Download Supporting Text S2

Supporting Text S2
Assumptions underlying gyn and ssm simulations with nondimensionalized equations. To
simulate ssm and gyn using the nondimensionalized equations, we assumed that all genotypes
had the same embryo size. The cell compartments of ssm at nc15 had half the volume of
wildtype (wt) cell compartments at nc14, while gyn compartments at nc13 had the same volume
as wt cell compartments at nc13. Also, developmental timing and nuclear radius were adjusted
for ssm and gyn according to Supporting Table S4 and Supporting Figure S4. Developmental
timing in haploid embryos was shown to be similar to wt until nc12, while in nc13/14, it
becomes shorter and lasts about as long as the wt nc12/13 [40,41]. Limited information is
available for triploid embryos. Their developmental timing was assumed to be normal until nc13
(when the nuclei stop dividing), and their nc13 was assumed to span the duration of wt nc13 and
14. Specific values used in the model are shown in Supporting Table S4. The nuclear radius prior
to the last cycle is also unknown for the mutants.

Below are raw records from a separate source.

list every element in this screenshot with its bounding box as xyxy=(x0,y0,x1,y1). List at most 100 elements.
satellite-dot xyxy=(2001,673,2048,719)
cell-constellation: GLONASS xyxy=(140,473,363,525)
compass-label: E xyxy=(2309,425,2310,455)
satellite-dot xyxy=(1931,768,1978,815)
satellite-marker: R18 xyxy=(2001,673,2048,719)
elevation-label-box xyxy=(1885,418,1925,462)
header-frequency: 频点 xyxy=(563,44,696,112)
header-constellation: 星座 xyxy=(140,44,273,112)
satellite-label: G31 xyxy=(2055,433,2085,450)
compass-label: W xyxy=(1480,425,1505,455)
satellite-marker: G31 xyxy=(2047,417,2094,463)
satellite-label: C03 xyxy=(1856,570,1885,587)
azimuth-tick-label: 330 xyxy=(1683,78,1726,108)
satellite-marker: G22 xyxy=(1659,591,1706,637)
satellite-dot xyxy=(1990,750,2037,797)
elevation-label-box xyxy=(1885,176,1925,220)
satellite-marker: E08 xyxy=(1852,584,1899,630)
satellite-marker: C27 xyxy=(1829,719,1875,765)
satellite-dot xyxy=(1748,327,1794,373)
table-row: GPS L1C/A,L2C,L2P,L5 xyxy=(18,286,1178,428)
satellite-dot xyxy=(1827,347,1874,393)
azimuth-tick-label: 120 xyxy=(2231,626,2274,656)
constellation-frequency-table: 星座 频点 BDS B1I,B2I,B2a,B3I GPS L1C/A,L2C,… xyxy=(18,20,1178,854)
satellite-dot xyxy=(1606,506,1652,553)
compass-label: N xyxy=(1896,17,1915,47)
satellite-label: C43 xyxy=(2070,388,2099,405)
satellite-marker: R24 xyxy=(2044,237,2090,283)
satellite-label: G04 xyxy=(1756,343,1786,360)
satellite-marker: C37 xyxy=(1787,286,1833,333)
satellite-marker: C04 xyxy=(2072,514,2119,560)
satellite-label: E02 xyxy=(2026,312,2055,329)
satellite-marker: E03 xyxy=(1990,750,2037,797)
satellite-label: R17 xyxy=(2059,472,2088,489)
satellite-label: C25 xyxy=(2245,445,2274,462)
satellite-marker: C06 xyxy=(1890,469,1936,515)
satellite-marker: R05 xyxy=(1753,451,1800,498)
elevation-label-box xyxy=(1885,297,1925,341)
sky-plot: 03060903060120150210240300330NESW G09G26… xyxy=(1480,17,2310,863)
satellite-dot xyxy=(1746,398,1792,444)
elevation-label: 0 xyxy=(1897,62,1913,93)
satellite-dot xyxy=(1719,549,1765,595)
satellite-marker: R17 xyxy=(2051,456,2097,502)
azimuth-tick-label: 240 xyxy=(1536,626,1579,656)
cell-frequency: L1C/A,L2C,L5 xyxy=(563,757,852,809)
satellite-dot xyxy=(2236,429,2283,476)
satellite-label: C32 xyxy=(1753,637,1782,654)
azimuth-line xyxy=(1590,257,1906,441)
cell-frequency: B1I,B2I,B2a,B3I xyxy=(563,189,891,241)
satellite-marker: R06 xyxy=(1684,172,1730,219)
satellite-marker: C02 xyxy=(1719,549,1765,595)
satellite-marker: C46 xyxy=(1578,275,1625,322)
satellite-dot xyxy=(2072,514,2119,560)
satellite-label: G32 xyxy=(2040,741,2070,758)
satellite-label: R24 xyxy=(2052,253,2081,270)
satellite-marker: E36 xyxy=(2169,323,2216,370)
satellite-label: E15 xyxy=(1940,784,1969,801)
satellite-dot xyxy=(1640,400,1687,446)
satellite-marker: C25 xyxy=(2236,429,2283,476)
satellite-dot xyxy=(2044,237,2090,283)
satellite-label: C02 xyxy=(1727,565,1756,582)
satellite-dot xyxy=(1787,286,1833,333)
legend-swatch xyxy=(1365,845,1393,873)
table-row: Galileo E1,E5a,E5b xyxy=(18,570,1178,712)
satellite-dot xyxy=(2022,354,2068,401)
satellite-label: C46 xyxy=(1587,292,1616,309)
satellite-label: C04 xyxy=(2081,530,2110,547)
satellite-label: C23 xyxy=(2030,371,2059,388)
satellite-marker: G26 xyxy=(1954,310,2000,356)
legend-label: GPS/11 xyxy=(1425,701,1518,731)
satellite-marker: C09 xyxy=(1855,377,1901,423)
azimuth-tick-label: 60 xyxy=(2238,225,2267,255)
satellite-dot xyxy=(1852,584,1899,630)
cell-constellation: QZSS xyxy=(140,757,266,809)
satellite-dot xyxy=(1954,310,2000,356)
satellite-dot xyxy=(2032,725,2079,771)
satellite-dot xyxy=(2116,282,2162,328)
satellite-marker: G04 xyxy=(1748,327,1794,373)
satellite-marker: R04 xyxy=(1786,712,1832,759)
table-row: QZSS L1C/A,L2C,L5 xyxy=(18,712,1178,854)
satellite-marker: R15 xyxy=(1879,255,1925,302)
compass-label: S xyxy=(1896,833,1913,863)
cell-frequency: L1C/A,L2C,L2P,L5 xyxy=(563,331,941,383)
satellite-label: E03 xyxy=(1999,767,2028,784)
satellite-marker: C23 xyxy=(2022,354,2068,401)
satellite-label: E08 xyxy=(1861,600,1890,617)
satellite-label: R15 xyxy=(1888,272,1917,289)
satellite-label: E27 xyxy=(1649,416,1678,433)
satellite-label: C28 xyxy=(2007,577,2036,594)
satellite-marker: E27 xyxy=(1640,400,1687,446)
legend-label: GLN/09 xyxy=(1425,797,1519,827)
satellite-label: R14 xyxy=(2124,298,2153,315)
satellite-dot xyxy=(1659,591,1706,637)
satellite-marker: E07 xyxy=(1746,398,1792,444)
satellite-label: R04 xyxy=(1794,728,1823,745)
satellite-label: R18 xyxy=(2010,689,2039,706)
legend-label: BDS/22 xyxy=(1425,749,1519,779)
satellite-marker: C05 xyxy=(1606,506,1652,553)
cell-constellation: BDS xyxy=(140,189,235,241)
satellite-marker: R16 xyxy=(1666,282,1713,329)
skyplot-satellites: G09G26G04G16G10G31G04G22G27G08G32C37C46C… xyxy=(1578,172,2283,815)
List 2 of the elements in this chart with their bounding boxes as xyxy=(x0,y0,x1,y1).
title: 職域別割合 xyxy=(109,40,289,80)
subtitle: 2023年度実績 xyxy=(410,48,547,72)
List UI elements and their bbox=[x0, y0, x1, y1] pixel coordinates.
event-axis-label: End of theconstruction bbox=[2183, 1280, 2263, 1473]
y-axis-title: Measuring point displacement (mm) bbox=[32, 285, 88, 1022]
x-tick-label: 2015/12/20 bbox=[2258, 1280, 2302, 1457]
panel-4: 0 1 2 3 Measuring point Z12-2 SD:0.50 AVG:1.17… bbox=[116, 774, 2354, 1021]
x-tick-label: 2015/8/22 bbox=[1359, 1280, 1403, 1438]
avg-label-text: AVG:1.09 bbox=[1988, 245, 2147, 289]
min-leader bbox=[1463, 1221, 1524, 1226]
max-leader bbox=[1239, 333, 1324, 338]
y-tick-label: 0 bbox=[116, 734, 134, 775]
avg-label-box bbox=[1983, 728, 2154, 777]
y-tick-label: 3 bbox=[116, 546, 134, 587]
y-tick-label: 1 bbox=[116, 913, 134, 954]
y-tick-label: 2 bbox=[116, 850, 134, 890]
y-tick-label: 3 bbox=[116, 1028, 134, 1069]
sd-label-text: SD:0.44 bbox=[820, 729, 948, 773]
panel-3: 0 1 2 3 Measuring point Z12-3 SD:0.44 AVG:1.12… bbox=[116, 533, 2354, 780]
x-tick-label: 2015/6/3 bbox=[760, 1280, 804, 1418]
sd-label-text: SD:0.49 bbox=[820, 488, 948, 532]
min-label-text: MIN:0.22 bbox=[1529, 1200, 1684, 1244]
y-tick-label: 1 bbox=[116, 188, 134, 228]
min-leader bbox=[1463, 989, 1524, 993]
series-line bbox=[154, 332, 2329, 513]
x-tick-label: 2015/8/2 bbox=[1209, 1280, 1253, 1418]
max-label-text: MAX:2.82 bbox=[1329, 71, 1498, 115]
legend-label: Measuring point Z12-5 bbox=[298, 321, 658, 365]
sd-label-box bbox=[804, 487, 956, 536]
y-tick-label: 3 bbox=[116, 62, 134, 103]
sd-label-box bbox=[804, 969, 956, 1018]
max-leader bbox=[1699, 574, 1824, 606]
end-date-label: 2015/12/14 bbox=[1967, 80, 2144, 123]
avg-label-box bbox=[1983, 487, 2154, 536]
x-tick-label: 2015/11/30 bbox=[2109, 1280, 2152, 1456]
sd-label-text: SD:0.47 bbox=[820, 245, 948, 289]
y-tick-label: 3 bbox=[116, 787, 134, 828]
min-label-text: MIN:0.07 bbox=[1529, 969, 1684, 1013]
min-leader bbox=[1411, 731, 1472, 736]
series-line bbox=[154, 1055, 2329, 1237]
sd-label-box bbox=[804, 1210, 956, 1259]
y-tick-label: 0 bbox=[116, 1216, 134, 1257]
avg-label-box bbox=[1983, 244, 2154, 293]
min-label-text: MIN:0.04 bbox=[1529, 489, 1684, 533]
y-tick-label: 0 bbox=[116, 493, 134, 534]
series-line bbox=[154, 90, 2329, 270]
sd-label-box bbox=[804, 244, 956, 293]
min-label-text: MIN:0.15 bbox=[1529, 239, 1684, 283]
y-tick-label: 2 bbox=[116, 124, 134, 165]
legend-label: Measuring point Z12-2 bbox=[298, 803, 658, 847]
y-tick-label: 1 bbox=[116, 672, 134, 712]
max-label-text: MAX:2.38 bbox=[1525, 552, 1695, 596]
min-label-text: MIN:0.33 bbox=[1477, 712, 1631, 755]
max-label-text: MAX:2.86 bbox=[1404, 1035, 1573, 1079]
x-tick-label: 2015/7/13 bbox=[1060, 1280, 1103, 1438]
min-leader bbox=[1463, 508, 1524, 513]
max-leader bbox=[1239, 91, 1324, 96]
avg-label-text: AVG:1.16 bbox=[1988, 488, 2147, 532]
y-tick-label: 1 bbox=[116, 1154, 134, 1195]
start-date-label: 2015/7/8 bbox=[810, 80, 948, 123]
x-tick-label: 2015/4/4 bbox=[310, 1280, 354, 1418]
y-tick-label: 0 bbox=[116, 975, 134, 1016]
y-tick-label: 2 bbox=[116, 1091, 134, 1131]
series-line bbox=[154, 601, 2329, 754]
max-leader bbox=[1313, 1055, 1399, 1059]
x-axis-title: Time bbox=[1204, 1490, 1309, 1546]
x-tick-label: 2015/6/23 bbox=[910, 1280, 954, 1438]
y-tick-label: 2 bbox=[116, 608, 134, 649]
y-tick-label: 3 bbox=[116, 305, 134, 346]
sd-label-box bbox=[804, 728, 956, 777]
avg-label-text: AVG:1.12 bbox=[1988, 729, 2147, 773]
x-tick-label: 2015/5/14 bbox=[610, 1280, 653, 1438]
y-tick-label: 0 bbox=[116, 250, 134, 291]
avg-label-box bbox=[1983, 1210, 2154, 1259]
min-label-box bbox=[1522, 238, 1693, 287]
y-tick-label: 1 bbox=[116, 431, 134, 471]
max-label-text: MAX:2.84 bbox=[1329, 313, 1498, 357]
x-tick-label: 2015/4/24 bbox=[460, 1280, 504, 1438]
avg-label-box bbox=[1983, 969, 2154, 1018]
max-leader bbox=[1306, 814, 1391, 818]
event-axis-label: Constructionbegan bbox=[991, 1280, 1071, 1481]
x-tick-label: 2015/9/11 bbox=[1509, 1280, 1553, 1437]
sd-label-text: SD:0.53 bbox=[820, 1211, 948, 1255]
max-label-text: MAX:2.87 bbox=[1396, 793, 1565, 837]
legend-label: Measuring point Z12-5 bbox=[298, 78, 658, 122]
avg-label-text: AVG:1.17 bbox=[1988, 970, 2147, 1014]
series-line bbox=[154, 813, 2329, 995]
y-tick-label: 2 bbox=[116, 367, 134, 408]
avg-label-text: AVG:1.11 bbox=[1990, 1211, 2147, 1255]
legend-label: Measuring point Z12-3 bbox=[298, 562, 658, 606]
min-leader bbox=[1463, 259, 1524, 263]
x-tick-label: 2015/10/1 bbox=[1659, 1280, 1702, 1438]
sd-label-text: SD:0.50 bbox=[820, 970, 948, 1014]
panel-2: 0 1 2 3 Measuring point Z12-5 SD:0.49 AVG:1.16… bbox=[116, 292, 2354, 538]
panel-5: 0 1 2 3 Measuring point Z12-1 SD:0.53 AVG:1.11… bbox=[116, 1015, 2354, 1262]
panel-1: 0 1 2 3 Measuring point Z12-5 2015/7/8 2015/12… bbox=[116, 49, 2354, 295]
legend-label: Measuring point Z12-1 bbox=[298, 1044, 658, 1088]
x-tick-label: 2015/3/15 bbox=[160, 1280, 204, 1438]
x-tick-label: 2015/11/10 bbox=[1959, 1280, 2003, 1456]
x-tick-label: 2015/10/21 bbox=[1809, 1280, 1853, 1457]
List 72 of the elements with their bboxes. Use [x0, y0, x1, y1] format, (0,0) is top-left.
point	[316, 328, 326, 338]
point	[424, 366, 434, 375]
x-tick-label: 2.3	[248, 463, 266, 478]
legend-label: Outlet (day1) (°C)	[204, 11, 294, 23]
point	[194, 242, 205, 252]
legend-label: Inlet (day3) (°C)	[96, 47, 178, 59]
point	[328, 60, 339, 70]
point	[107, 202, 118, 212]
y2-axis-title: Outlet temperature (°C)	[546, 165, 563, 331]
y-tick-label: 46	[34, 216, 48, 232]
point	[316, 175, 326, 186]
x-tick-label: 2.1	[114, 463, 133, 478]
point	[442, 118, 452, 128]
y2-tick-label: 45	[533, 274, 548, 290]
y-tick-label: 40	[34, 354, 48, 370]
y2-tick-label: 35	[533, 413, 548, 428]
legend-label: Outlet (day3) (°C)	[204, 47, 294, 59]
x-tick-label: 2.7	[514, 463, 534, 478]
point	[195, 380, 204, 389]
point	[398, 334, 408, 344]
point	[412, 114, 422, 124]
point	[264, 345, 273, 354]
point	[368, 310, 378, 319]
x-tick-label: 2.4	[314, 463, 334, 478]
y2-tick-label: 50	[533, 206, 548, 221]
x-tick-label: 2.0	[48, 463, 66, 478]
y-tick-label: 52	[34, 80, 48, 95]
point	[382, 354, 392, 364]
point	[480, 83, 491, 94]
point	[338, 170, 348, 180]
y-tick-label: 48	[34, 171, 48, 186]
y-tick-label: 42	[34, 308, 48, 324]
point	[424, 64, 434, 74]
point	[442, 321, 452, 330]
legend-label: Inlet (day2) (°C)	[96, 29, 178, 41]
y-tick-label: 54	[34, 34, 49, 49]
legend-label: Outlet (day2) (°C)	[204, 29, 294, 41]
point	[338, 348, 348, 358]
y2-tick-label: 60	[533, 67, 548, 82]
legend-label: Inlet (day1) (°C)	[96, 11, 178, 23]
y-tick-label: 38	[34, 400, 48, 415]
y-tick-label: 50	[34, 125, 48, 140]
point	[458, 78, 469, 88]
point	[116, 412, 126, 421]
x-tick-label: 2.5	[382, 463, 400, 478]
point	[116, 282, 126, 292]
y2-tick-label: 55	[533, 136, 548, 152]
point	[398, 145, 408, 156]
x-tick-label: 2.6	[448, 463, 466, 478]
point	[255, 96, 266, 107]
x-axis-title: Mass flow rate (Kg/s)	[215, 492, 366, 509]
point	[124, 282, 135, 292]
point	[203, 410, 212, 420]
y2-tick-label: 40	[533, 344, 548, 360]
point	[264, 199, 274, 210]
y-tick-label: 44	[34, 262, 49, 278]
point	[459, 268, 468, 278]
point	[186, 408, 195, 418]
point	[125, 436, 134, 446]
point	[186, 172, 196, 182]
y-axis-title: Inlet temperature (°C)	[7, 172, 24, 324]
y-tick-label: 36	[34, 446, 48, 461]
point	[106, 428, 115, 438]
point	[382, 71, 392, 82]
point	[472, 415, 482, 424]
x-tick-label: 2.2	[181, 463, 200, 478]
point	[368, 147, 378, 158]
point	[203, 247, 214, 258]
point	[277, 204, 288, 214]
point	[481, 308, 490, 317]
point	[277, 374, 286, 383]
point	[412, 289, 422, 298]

This measurement is challenging to be done
even in wt embryos, because each cycle lasts about 10 minutes and nuclear size changes
substantially from early-interphase to late-anaphase. However, the haploid nucleus seems to be
similar to wt until nc14, suggesting that the extra division is responsible for nuclear reduction.
The fact that the triploid nucleus is larger than wt at nc13 suggests that the triploid nucleus is
generally larger than wt. Thus, the following assumptions were made: (1) the nuclear radius of
ssm embryos is wt until its extra division, after which it adopts the value determined
experimentally (2.3 µm); (2) gyn nuclear radius is given by an interpolation of wt values adjusted
to the ratio gyn/wt nuclear radius at nc13 (5.45/4.2). A graphical representation of nuclear radius
versus time for all genotypes is shown in Supporting Figure S4.